The fact orcas are also known as killer whales suggests they don’t have the best reputation among humans. Their scientific name Orcinus orca may sound more friendly, but it comes from the same root as orc and ogre - humanity’s dim opinion goes way back. There’s evidence other whales feel the same way, with reports of humpbacks going to great lengths to disrupt orcas from feeding on smaller mammals.
So if pilot whales are looking for a childminding service, orcas probably wouldn’t be top of the list. Consequently, when members of the Orca Guardians Iceland group witnessed an orca named Sædís spending time with a sickly-looking pilot whale calf in 2021, with two other orcas nearby, it justified a report in the Canadian Journal of Zoology.
The calf was not observed nursing, but was swimming in a position that allows it to use less energy, carried along by the adult’s pressure wave. No adult pilot whales were present at the time, so Sædís hadn’t casually become mixed up in a pod and caught a confused young whale in her slipstream. It also appears likely the event ended in tragedy – when the authors re-sighted Sædís the following year there was no sign of the calf, which would have been far too young to survive long-term on its own.
Nevertheless, the report adds to evidence interactions between cetacean species may be more complex than we thought. It follows the astonishing footage in a David Attenborough documentary of dolphins and false killer whales forming super pods to hunt together and greeting each other as old friends.
Although the calf has not been seen again, Sædís was sighted swimming with a pod of long-finned pilot whales the following year, before being repeatedly chased off in a way never reported before. The authors propose this “may represent an active effort to obtain another long-finned pilot whale calf.”
Orcas and pilot whales have been observed closely in recent years off western Iceland, both from whale-watching boats and on land.
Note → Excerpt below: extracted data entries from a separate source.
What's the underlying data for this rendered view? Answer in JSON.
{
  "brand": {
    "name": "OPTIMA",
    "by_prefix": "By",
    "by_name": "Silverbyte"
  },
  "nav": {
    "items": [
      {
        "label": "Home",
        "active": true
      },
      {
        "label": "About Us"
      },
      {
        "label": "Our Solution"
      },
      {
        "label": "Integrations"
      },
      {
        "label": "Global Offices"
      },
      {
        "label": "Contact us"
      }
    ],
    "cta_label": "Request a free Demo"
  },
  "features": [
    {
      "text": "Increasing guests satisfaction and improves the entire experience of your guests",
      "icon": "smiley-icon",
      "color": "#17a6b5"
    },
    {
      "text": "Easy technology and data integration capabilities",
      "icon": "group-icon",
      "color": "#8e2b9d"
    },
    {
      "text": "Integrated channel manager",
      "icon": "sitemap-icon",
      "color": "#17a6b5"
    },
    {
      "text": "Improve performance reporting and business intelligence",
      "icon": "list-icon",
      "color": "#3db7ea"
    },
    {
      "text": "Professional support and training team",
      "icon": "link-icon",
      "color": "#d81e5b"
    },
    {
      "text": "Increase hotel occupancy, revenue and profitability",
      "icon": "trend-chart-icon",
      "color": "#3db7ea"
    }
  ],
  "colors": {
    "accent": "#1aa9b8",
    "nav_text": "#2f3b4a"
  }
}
This has included one case of orcas feeding on pilot whales, but cases of pursuit and predation are more common elsewhere in the North Atlantic. The conflict does not all go one way – groups of pilot whales have been seen chasing orcas, in one case causing them to jump out of the water. The orcas of the area are primarily fish eaters, and it is thought they may represent competition, rather than a predator, to the pilot whales.
The authors point to several examples of dolphins caring for young of other dolphin species or even whale calves, including one individual that appears to make a practice of stealing babies.
Cases where mammals appear to adopt members of other species in the wild include some surprising examples across the predator/prey divide. These have often been attributed to a mother losing her child and adopting the young of another species as a replacement, but Sædís is not known to have ever had a child of her own.
Nevertheless, orcas certainly take mothering seriously; members of one group having recently been found to sacrifice future breeding performance to go on raising sons throughout their lives.
The paper is published in the Canadian Journal of Zoology.